ITP Blogs for week-1-intro-to-deep-learning

🖍️ Notes

Reading

balanced classification: number of examples in each class is roughly equal -> receiver operating characteristic (ROC) curve
class-imbalanced problems: number of examples in a class is much larger than others (e.g, fraud transaction, only 1% is fraud), ranking problems, or multilabel classification -> precision and recall, as well as a weighted form of accuracy or ROC AUC.

Develop the Model

1. Vectorization (to tensor of float32)

2. Normalization (0-1)

3. Validation

a. K-fold cross-validation -> when you have too few samples (you reshuffle the validation set and retrain.

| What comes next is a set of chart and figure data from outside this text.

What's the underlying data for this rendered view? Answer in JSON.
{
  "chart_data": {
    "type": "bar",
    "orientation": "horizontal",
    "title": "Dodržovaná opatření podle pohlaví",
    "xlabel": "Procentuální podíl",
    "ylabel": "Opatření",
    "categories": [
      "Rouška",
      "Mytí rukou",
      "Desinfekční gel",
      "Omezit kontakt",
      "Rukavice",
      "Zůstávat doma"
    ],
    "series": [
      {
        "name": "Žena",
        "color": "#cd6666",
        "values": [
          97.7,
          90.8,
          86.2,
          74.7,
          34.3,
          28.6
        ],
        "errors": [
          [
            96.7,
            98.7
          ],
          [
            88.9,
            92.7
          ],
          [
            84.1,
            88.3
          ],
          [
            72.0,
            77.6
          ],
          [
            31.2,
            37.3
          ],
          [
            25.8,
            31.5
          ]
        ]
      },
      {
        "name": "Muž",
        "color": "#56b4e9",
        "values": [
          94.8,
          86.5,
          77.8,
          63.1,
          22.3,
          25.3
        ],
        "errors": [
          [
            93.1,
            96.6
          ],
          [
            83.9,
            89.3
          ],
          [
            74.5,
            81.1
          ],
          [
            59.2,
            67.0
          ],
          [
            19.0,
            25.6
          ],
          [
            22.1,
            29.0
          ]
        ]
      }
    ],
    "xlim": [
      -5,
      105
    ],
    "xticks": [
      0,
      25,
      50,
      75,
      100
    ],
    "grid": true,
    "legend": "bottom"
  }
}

b.Iterated K-fold validation -> performing highly accurate model evaluation when little data is available

Note:

Take small values (0-1)
Homogenous (roughly similar range)
Consider replacing missing value in a feature with median/average instead of 0 to avoid discontinuity
Overfit first to the training set, evaluate validation data, modify model, retrain, evaluate validation data, repeat
Overfit by add layers, make layers bigger, train for more epochs
Be mindful! Every time we revalidate with validation evaluation, it LEAKS info from the validation process to the model. Don’t do it too many times! If so, it may cause overeat to the validation process. If this happens, you may want to switch to K-fold validation

Variables to take note:

Deploy the Model

False negative -> e.g valid transactions marked as fraud

False positive -> e.gfraudulent transactions that are missed

Methods:

REST API: be mindful that app doesn’t have strict latency requirement (~500ms), input data sent isn’tsensitive (it will be decrypted form on server to be seen by the model)
Install TensorFlow on a server/cloud (build with Flask / Python web dev library / Django / TF Serving)

Query model via REST API
On a device: CPU, microcontroller, model needs to run on low connectivity environment, strict latency constraints, small size / memory constraint, no need to be highly accurate, input data is sensitive
Deploy with TF Lite
Browser / JS apps (directly): offload compute to the client, reduce server cost, input data needs to stay on client (sensitive), strict latency constraints, low connectivity, model is small (similar to on device but on browser/js apps)

Inference Model Optimization

Weight pruning: reduce memory because you reduce the number of parameters in the layers of the model
Weight quantization: change from the float32 weight to int8 (smaller by quarter the size but remains accurate!)